Bread Machines

March 17th, 2010: As seen on Archive (PDF)

Artisanal bread bakeries are still rare in this town, so these independent bakers are taking matters into their own hands.


Ellen Carney Granda of Necessity Baking Co. 
Granda loves the fact that she’s “not educated” in artisan bread making, and the baker uses her newbie status to justify her unheard-of flavors. (Case in point: her half-focaccia, half-ciabatta “faux-cacia” with candied lemon, sweet balsamic vinegar and rosemary.) Even though she’s just getting started, Granda’s on board with the idea of artisan purity. “The U.S. is probably the last country that lets [the chemical compound] bromate be added to bread. And in the right amount, it helps the bread rise. But if it’s not baked off, it can be a carcinogen,” she says. That’s why you’ll find only unbleached, unbromated flour in all her breads, from boules to challah.
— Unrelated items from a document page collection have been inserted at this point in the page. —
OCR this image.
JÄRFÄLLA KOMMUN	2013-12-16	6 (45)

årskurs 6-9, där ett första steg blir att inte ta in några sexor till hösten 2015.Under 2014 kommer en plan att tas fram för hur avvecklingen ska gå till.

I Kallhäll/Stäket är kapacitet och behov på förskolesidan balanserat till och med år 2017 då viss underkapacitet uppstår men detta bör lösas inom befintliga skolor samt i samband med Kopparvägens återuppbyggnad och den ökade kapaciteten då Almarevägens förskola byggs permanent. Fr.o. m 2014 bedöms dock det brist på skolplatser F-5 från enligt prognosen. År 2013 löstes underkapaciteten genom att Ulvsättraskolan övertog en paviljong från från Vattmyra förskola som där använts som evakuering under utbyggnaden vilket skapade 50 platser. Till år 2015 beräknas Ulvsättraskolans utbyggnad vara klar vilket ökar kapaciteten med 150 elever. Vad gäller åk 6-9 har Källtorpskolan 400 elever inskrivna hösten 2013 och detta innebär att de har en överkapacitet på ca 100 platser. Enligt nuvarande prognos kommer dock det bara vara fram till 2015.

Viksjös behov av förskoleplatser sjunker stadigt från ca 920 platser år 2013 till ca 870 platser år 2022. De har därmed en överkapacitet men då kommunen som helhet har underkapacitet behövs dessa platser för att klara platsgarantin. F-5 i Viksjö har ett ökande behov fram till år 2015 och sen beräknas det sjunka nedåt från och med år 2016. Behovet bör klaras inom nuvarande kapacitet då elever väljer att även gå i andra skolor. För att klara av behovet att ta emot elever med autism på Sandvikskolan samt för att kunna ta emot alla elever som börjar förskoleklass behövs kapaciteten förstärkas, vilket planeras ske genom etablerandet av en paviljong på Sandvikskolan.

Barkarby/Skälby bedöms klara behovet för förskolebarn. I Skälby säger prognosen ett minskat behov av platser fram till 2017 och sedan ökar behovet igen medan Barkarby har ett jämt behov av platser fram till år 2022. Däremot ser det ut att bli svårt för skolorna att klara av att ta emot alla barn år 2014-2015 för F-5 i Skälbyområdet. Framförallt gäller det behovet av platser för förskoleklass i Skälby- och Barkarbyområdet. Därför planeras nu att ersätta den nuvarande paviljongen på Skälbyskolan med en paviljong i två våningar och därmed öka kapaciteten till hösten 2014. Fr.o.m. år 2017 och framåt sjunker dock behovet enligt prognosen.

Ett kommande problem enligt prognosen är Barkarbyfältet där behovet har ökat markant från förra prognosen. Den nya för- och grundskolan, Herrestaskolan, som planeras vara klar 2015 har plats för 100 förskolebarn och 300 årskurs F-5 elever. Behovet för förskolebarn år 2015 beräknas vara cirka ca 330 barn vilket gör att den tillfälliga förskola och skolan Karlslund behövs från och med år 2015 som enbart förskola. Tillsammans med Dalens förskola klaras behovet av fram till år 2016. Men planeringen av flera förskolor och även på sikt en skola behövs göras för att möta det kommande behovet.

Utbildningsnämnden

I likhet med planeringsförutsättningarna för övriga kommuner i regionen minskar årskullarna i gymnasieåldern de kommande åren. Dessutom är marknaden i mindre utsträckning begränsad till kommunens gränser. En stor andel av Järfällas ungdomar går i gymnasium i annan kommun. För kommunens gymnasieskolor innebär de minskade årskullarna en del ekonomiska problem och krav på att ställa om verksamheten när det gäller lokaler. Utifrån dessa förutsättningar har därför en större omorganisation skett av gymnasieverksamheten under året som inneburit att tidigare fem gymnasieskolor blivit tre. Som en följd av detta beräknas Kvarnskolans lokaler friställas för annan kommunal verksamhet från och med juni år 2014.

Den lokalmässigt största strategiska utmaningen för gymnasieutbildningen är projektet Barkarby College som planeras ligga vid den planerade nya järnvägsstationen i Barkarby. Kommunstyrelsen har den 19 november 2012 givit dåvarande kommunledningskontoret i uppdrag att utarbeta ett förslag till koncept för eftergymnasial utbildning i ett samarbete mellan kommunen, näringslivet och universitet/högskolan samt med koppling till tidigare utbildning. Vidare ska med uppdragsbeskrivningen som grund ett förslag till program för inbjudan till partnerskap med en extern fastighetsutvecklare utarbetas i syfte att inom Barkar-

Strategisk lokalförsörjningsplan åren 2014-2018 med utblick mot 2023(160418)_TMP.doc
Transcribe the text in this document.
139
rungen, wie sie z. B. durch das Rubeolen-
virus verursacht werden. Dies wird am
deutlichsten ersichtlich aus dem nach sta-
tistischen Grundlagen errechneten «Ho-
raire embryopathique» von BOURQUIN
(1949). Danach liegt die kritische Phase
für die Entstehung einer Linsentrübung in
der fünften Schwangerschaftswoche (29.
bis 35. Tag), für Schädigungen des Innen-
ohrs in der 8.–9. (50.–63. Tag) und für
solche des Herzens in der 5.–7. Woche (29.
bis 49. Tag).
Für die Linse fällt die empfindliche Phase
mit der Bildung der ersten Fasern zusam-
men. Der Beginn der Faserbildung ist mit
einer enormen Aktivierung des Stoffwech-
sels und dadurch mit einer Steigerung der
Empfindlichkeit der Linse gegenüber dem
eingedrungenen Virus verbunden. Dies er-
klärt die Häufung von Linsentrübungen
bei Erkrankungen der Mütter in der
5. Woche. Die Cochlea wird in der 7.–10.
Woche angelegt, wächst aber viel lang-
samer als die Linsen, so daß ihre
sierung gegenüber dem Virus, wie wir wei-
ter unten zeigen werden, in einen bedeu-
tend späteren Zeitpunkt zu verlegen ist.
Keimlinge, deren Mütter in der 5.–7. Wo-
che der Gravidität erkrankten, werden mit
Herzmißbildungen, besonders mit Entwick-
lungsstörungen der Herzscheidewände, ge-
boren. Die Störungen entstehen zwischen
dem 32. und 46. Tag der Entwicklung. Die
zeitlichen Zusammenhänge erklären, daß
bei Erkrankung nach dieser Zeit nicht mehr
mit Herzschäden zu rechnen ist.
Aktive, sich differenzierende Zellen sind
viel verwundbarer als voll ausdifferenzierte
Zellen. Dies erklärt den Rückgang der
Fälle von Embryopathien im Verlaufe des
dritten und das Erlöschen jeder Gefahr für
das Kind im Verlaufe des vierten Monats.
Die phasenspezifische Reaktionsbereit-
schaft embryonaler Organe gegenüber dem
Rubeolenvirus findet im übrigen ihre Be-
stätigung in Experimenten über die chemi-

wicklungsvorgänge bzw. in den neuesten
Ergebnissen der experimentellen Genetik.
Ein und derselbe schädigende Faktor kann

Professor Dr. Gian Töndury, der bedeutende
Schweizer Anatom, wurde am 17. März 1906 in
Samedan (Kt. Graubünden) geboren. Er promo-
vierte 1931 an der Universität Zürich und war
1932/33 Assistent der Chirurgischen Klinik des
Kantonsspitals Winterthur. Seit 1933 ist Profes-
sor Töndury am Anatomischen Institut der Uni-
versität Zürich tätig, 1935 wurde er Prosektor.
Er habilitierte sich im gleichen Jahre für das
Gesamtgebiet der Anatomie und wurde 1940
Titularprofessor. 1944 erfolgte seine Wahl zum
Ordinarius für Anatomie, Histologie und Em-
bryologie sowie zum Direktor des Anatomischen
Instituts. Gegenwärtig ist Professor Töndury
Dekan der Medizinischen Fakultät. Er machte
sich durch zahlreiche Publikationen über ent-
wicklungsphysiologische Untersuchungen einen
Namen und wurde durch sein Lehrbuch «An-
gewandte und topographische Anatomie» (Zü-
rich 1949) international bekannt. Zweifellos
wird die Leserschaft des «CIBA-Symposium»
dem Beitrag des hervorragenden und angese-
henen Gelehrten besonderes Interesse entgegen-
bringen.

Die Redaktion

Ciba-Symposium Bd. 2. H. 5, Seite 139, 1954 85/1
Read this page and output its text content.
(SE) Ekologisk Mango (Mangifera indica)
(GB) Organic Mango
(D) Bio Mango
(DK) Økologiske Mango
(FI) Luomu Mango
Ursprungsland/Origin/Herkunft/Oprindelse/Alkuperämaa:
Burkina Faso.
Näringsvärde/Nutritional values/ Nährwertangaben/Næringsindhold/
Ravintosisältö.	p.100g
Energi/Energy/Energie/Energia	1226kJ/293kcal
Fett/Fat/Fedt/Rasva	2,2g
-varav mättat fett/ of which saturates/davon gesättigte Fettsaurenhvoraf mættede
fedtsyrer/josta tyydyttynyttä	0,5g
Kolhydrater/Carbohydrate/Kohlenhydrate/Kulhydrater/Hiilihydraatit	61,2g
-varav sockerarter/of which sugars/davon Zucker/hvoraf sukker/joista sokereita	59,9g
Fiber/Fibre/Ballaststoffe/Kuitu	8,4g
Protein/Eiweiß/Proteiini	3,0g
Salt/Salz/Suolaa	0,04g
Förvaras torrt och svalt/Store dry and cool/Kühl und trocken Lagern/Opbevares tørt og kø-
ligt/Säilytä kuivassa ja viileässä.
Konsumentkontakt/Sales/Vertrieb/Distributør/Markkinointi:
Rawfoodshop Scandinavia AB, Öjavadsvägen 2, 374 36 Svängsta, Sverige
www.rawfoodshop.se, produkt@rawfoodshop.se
GET IT Born last June at Highland Park’s Ravinia Farmers Market, Necessity Baking Co. grew quickly, filling baskets shortly thereafter at Deerfield’s Market, followed by Lake Bluff and a permanent stand in the Chicago French Market (131 N Clinton St). She charges a little bit more than the industry standard (roughly $8 for a pound-and-a-half loaf), but, she says, “you’re paying for the human resource and the beauty of that human interaction with a product.” To that end, Granda is often stationed at her store, ready to show you the burns on her arms should you question her cred.

Anne Kostroski of Crumb 
As experimental as Kostroski gets with her boules (a recent batch involved sparkling grape juice and apples), she insists it is nevertheless simple stuff. “You take water, flour, yeast and salt and work with the ratios of water to flour. That’s how you make a good loaf of bread.” Honing her craft at Napa Valley’s Culinary Institute of America, Kostroski stresses her independence from chemicals and dough conditioners, instead letting her ingredients do the work. In addition to tame items like walnuts and olives, her bread ingredients also include items such as those in her “stockyard” batch: Vienna Beef hot dogs, onions, tomatoes, sport peppers, poppy seed and celery salt. With flavors like that, the only other thing she has to lean on for her bread is her set of earthenware clay pots, which help her achieve a perfect crust.

GET IT Kostroski usually sells out of bread about halfway through the Empty Bottle Farmers’ Market (1035 N Western Ave; dates and times vary), and Logan Square’s weekly Sunday market in the lobby of the Congress Theatre (Sundays, 10am–2pm, 2135 N Milwaukee Ave). But if you miss them, you can get her boules ($5 for a small one; $7 for the larger) via delivery service, offered through her website, crumbchicago.com.

Vincent Colombet of Cook Au Vin 
Paris native Colombet pseudo-teases that he started baking bread because “there was no decent bread in Chicago.” Whether that’s true or not, the payoff for us are his earthy boules, which are made from his Alsatian grandmother’s recipe and which he claims need only a “great plate of cheese and a vintage cab” to make a meal. With his petite French grocery and cooking-class hub Cook Au Vin off the ground in Bucktown, Colombet has been able to concentrate on mastering his “very labor-intensive dough.” Yet with all the bread making he’s doing, he’s still keeping things simple. His flavor experiments extend to a little cereal, parmigiano cheese or dried fruit every now and then—but that’s where it ends.

GET IT Colombet has been popping up at the Logan Square Farmers Market to test out his old-world breads. Meanwhile, his flagship store (2256 N Elston Ave) is selling those boules for $4–$5 a loaf. Come summer, he’s moving some ovens over to a new Logan Square storefront (2569 N Milwaukee Ave) with a full boulangerie and a home-delivery service called Bread-Fix.

Michelle Garcia of Bleeding Heart Bakery 
Michelle Garcia is known for her charity cupcakes and Take-A-Hike scones. Now she’s started a bread co-op, putting out a weekly, rotating cast of pound-and-a-quarter boules like Irish soda bread that are priced to simply cover the costs of ingredients. “People are more emotional about bread,” says Garcia. Maybe. But we have to imagine people are more emotional when they don’t have bread, and that could be a problem, because Garcia is baking her breads in batches of no more than 50.

GET IT Garcia has two storefronts, one in Roscoe Village (1955 W Belmont Ave) and one in Oak Park (1010 North Blvd). Both serve as pick-up locations for the $5-a-loaf breads, which are ordered on Friday and picked up on Sundays. Soon she and her husband plan to bring the whole operation to an impending 6,000-square-foot flagship space somewhere in Ukrainian Village, complete with a rooftop garden and another USDA organic stamp.